The Gaps in The Fence – Addressing Your TPRM Programme’s Blind Spots
by Nick Swallow
There are gaps in your Third Party Risk Management (TPRM) defences.
You may have updated your policies and procedures, listened carefully to the regulators, put tools and technologies in place, trained SMEs and marshalled your suppliers but there are still gaps in your TPRM defences.
An industry focus in the last few years has rightfully been on the content of assessments and the technologies which facilitate them, but there have been fewer conversations around ensuring that ‘fringe risks’ are addressed. The effectiveness of a world class TPRM program can still be undermined by the unaddressed risks which slip through the net.
The Scope of Third Parties
When you talk about this subject are you using the words ‘vendors’ and ‘suppliers’ rather than ‘third parties’? This shift in thinking represents a fundamental question we should all be discussing – what is a ‘third party’ and who should we be assessing?
Traditional suppliers, distributors, partnerships, alliances and intra-company relationships can all pose significant risks but often companies are not able to demonstrate that they have applied proportionate risk assessment to all their relationships.
In 2018 Yahoo! UK was fined £250,000 by the ICO for a third party breach of customer data, but that third party was their own USA division – Yahoo! Inc. Would your processes have considered a relationship like this to be in scope of your TPRM processes?
Other breaches occur where a third party was assessed appropriately at on-boarding, but three years down the road they are offering very different services in a very different threat landscape and the original assessment is no longer valid.

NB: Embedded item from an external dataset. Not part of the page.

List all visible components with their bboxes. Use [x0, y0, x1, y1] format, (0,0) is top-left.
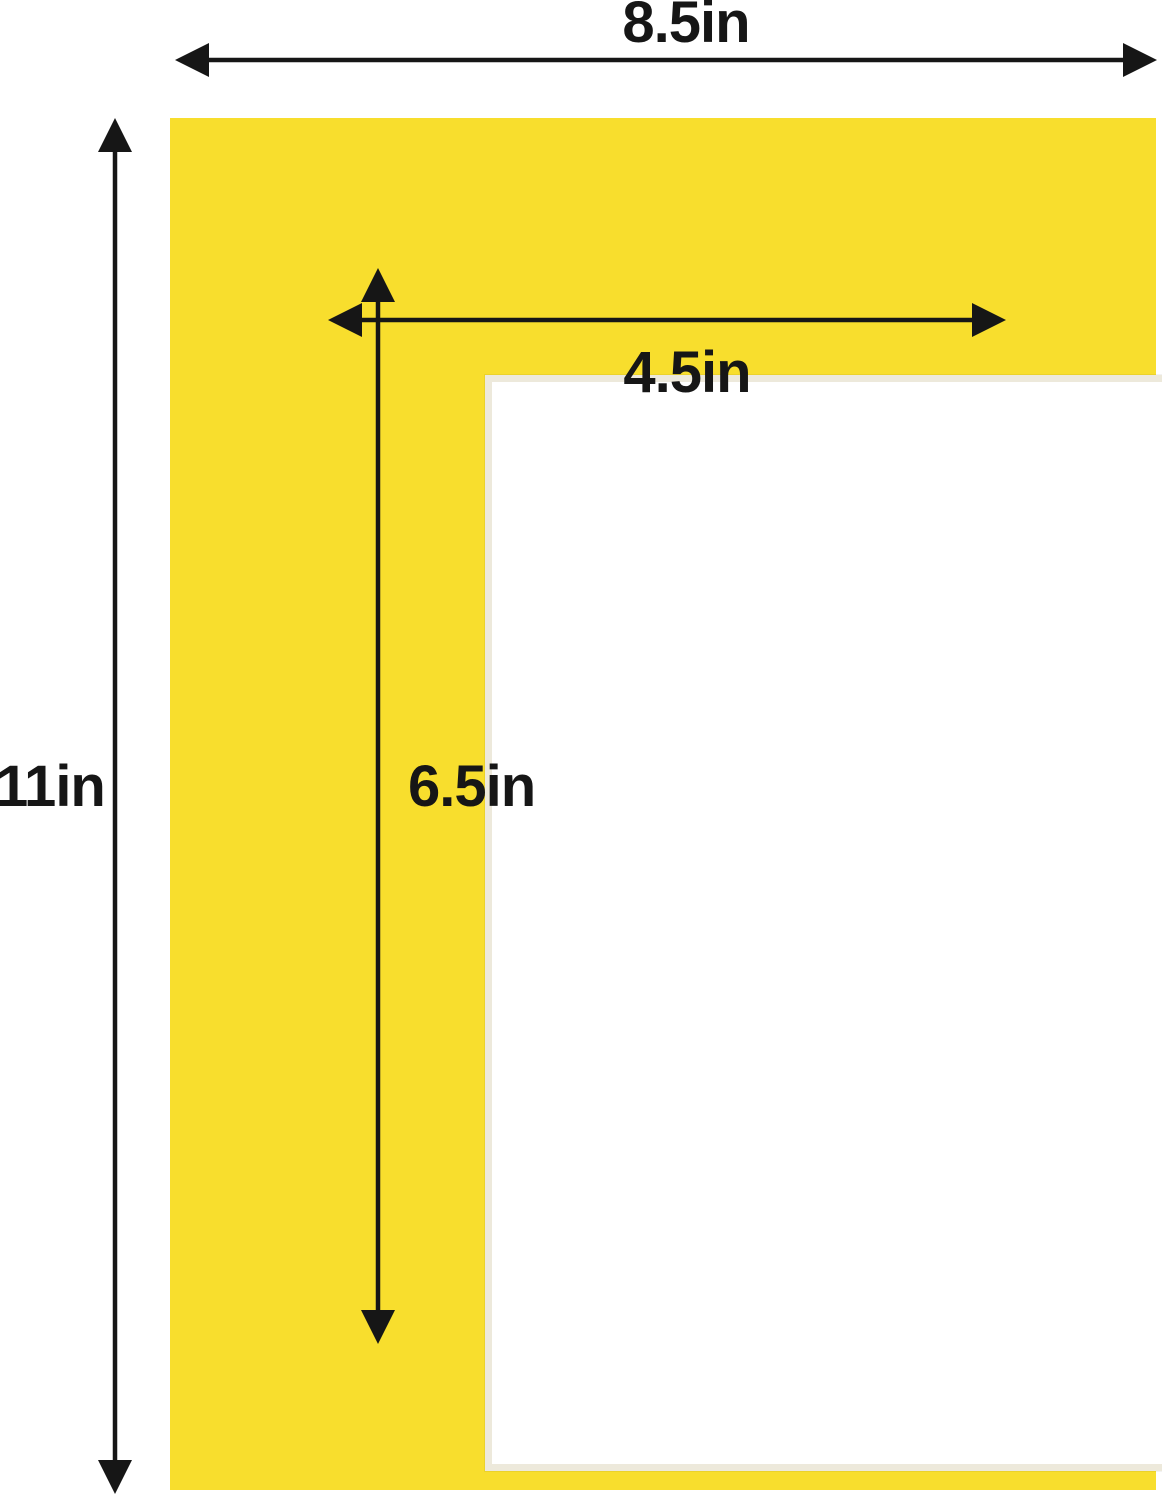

Establishing a required frequency of review along with continuous monitoring can help ensure no perennial relationships evade assessment.
Triggers and Compliance
So let’s say we update the policies and procedures to make it clear what a third party is, and what assessment processes are required – how do we know they are being followed? Poor process compliance, rogue departments and time pressures can all result in working with third parties without completing an appropriate risk assessment.

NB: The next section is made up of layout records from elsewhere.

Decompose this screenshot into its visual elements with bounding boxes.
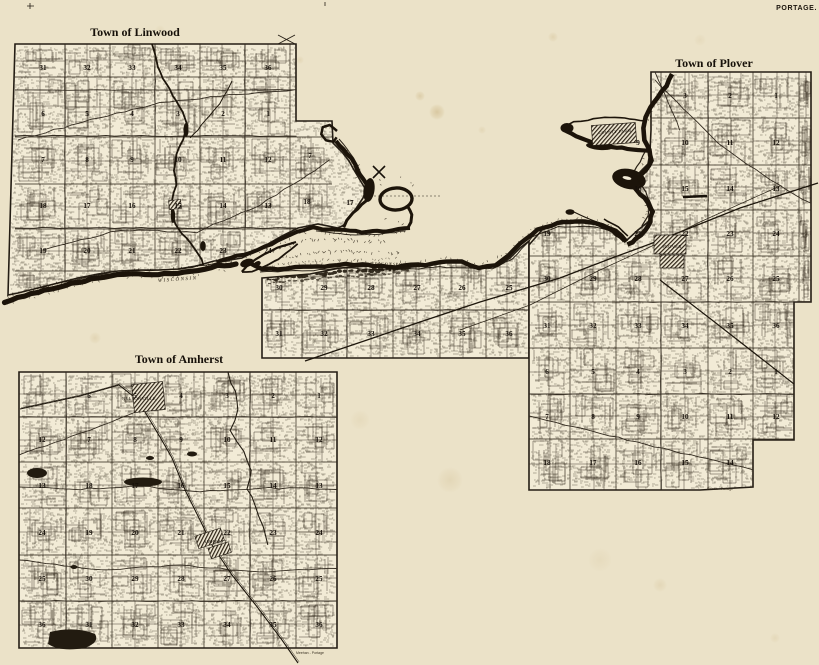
svg-text:27: 27: [413, 284, 421, 292]
svg-text:2: 2: [728, 368, 732, 376]
svg-text:19: 19: [85, 529, 93, 537]
svg-text:Town of Amherst: Town of Amherst: [135, 352, 223, 366]
svg-text:10: 10: [681, 139, 689, 147]
svg-text:10: 10: [681, 413, 689, 421]
svg-text:32: 32: [131, 621, 139, 629]
svg-text:22: 22: [174, 247, 182, 255]
svg-text:9: 9: [636, 139, 640, 147]
svg-text:10: 10: [223, 436, 231, 444]
svg-text:3: 3: [225, 392, 229, 400]
svg-text:15: 15: [223, 482, 231, 490]
svg-text:26: 26: [726, 275, 734, 283]
svg-text:26: 26: [269, 575, 277, 583]
svg-text:12: 12: [772, 413, 780, 421]
svg-text:3: 3: [176, 110, 180, 118]
svg-text:24: 24: [315, 529, 323, 537]
svg-text:1: 1: [266, 110, 270, 118]
svg-text:19: 19: [543, 230, 551, 238]
svg-text:17: 17: [83, 202, 91, 210]
svg-text:12: 12: [264, 156, 272, 164]
svg-text:16: 16: [177, 482, 185, 490]
svg-text:7: 7: [87, 436, 91, 444]
svg-text:36: 36: [505, 330, 513, 338]
svg-text:6: 6: [545, 368, 549, 376]
svg-text:35: 35: [458, 330, 466, 338]
svg-text:7: 7: [41, 156, 45, 164]
svg-text:35: 35: [219, 64, 227, 72]
svg-text:16: 16: [634, 185, 642, 193]
svg-text:18: 18: [85, 482, 93, 490]
svg-text:19: 19: [39, 247, 47, 255]
svg-text:7: 7: [545, 413, 549, 421]
svg-text:14: 14: [219, 202, 227, 210]
svg-text:9: 9: [636, 413, 640, 421]
svg-text:24: 24: [772, 230, 780, 238]
svg-text:18: 18: [39, 202, 47, 210]
svg-text:11: 11: [220, 156, 227, 164]
svg-text:27: 27: [223, 575, 231, 583]
svg-text:28: 28: [177, 575, 185, 583]
svg-text:33: 33: [634, 322, 642, 330]
svg-text:12: 12: [315, 436, 323, 444]
svg-text:25: 25: [505, 284, 513, 292]
svg-text:13: 13: [264, 202, 272, 210]
svg-text:24: 24: [38, 529, 46, 537]
svg-text:10: 10: [174, 156, 182, 164]
svg-text:8: 8: [133, 436, 137, 444]
svg-text:34: 34: [681, 322, 689, 330]
svg-text:14: 14: [726, 459, 734, 467]
svg-text:25: 25: [772, 275, 780, 283]
svg-text:36: 36: [315, 621, 323, 629]
svg-text:34: 34: [413, 330, 421, 338]
svg-text:25: 25: [38, 575, 46, 583]
svg-text:17: 17: [346, 199, 354, 207]
svg-text:35: 35: [269, 621, 277, 629]
svg-text:33: 33: [367, 330, 375, 338]
svg-text:27: 27: [681, 275, 689, 283]
svg-text:33: 33: [128, 64, 136, 72]
svg-text:25: 25: [315, 575, 323, 583]
svg-text:Meehan - Portage: Meehan - Portage: [296, 651, 324, 655]
svg-text:Town of Plover: Town of Plover: [675, 56, 753, 70]
svg-text:14: 14: [269, 482, 277, 490]
svg-text:4: 4: [636, 368, 640, 376]
svg-text:30: 30: [85, 575, 93, 583]
svg-text:15: 15: [174, 202, 182, 210]
svg-text:8: 8: [85, 156, 89, 164]
svg-text:Polson - Portage: Polson - Portage: [707, 487, 733, 491]
svg-text:23: 23: [219, 247, 227, 255]
svg-text:6: 6: [87, 392, 91, 400]
svg-text:1: 1: [317, 392, 321, 400]
svg-text:28: 28: [367, 284, 375, 292]
svg-text:31: 31: [275, 330, 283, 338]
svg-text:32: 32: [320, 330, 328, 338]
svg-text:21: 21: [177, 529, 185, 537]
svg-text:29: 29: [589, 275, 597, 283]
svg-text:28: 28: [634, 275, 642, 283]
svg-text:29: 29: [131, 575, 139, 583]
svg-text:PORTAGE.: PORTAGE.: [776, 5, 817, 12]
svg-text:23: 23: [269, 529, 277, 537]
svg-text:31: 31: [39, 64, 47, 72]
svg-text:16: 16: [128, 202, 136, 210]
svg-text:14: 14: [726, 185, 734, 193]
svg-text:36: 36: [38, 621, 46, 629]
svg-text:1: 1: [774, 92, 778, 100]
svg-text:15: 15: [681, 185, 689, 193]
svg-text:18: 18: [303, 198, 311, 206]
svg-text:11: 11: [270, 436, 277, 444]
svg-text:20: 20: [131, 529, 139, 537]
svg-text:9: 9: [130, 156, 134, 164]
svg-text:32: 32: [589, 322, 597, 330]
svg-text:15: 15: [681, 459, 689, 467]
svg-text:30: 30: [543, 275, 551, 283]
svg-text:23: 23: [726, 230, 734, 238]
svg-text:24: 24: [264, 247, 272, 255]
svg-text:36: 36: [772, 322, 780, 330]
svg-text:13: 13: [772, 185, 780, 193]
svg-text:PLOVER: PLOVER: [662, 244, 681, 249]
svg-text:21: 21: [128, 247, 136, 255]
svg-text:2: 2: [221, 110, 225, 118]
svg-text:Town of Linwood: Town of Linwood: [90, 25, 180, 39]
svg-text:5: 5: [85, 110, 89, 118]
svg-text:11: 11: [727, 413, 734, 421]
svg-text:35: 35: [726, 322, 734, 330]
svg-text:22: 22: [223, 529, 231, 537]
svg-text:21: 21: [634, 230, 642, 238]
svg-text:17: 17: [131, 482, 139, 490]
svg-text:7: 7: [308, 152, 312, 160]
svg-text:3: 3: [683, 368, 687, 376]
svg-text:3: 3: [683, 92, 687, 100]
svg-text:34: 34: [223, 621, 231, 629]
svg-text:31: 31: [85, 621, 93, 629]
svg-text:29: 29: [320, 284, 328, 292]
svg-text:8: 8: [591, 413, 595, 421]
svg-text:11: 11: [727, 139, 734, 147]
svg-text:2: 2: [728, 92, 732, 100]
svg-text:1: 1: [774, 368, 778, 376]
svg-text:22: 22: [681, 230, 689, 238]
svg-text:13: 13: [38, 482, 46, 490]
svg-text:36: 36: [264, 64, 272, 72]
svg-text:32: 32: [83, 64, 91, 72]
svg-text:13: 13: [315, 482, 323, 490]
svg-text:17: 17: [589, 459, 597, 467]
svg-text:30: 30: [275, 284, 283, 292]
svg-text:26: 26: [458, 284, 466, 292]
svg-text:4: 4: [179, 392, 183, 400]
svg-text:16: 16: [634, 459, 642, 467]
svg-text:18: 18: [543, 459, 551, 467]
svg-text:2: 2: [271, 392, 275, 400]
svg-text:9: 9: [179, 436, 183, 444]
svg-text:5: 5: [133, 392, 137, 400]
svg-text:31: 31: [543, 322, 551, 330]
svg-text:5: 5: [591, 368, 595, 376]
svg-text:12: 12: [38, 436, 46, 444]
svg-text:AMHERST: AMHERST: [203, 539, 227, 544]
svg-text:33: 33: [177, 621, 185, 629]
svg-text:6: 6: [41, 110, 45, 118]
svg-text:34: 34: [174, 64, 182, 72]
svg-text:20: 20: [83, 247, 91, 255]
svg-text:NELSONVILLE: NELSONVILLE: [122, 396, 156, 401]
svg-text:12: 12: [772, 139, 780, 147]
svg-text:4: 4: [130, 110, 134, 118]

While a fully workflow driven process can ensure compliance, for many organisations deploying a full TPRM platform is not a feasible route. In these scenarios, manual triggers and checks will need to be built into the process flow. Contract Request forms are a great place to add a process trigger, but think carefully about any third party relationships that might not start via this form. The contracting process is also a great place to put checks in place – a simple tickbox for that team to confirm they’ve seen a completed risk report and are happy to proceed.
A “Commensurate” Response
By widening the scope of your TPRM programme, you may be concerned about the impending workload, but with an appropriate methodology many departments find they are simply refocussing their efforts to where they are most needed. This methodology will guide your practitioners to where deeper levels of due diligence is required – and where less is required. This is where we start considering what level of due diligence is proportionate (or as the regulators prefer, “commensurate”) to the level of risk identified. A phrase I’ve heard is “widen the hopper, narrow the funnel”.
While I won’t cover the core TPRM process and the different approaches in this blog, I will highlight that a system driven automated review of the commodity code will often establish that the proportionate response is to simply allow the business to proceed.